Many laboratory parameters are associated with primary PPH but only a few are independent risk factors. A total clinical work-up including laboratory evaluation of the independent blood variables identified in this study will help a great deal to identify individuals at high risk for PPH.
产后出血(PPH)是全球孕产妇死亡的主要原因。本研究的目的是确定可作为原发性PPH危险因素的实验室参数。
这项比较队列研究纳入了350名足月孕妇,她们是从加纳库马西的Komfo Anokye教学医院连续招募的。PPH定义为测量失血量≥500ml或足以引起血流动力学休克。收集基本人口统计学数据,并在分娩前采集血液进行实验室检测。采用单因素和多因素逻辑回归模型来识别与原发性PPH显著相关的变量。

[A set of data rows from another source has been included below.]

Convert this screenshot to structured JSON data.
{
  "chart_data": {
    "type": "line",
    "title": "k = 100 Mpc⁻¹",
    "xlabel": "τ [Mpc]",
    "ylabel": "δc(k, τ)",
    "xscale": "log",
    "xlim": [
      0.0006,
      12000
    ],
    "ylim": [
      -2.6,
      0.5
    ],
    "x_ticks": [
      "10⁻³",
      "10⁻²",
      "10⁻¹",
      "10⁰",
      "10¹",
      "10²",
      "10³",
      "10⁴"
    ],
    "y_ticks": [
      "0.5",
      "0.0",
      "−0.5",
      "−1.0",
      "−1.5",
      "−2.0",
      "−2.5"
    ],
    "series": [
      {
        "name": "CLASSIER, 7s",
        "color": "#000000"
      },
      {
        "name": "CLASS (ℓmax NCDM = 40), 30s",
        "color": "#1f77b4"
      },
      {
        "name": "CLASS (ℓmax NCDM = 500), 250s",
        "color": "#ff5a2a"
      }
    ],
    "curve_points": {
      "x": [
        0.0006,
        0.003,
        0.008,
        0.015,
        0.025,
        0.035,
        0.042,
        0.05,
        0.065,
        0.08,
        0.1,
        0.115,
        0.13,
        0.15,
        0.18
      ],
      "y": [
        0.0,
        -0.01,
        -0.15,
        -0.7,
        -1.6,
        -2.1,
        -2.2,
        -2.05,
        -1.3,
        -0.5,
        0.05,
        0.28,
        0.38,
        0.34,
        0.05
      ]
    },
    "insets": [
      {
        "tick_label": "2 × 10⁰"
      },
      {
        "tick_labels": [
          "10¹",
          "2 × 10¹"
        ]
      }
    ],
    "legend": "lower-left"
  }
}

在总共招募的350名研究参与者中,5人拒绝参与,74人接受了剖宫产、会阴切开术或器械助产,被排除在外。在其余271名经阴道自然分娩的研究参与者中,55人(55名)被诊断为原发性PPH(第1组),其余216人未发生PPH(第2组)。两组的人口统计学特征无差异(P>0.05)。单因素分析显示,与第2组相比,第1组女性的谷草转氨酶(AST)(P=0.043)、尿素(P<0.001)、肌酐(P=0.002)、尿素与肌酐比值(P=0.014)以及外周血涂片异常比例(P<0.001)更高。第1组女性的血红蛋白浓度(10.7g/dL)显著低于第2组(12.1g/dL)。多因素分析显示,外周血涂片异常(比值比[AOR]=2.9672)、血红蛋白(AOR=0.5791)、中度至重度贫血(血红蛋白<10g/dL)(AOR=3.1385)、尿素(AOR=3.6435)和肾内氮质血症(AOR=0.1893)仍具有显著性。
许多实验室参数与原发性PPH相关,但只有少数是独立危险因素。包括对本研究中确定的独立血液变量进行实验室评估在内的全面临床检查,将有助于大量识别PPH高危个体。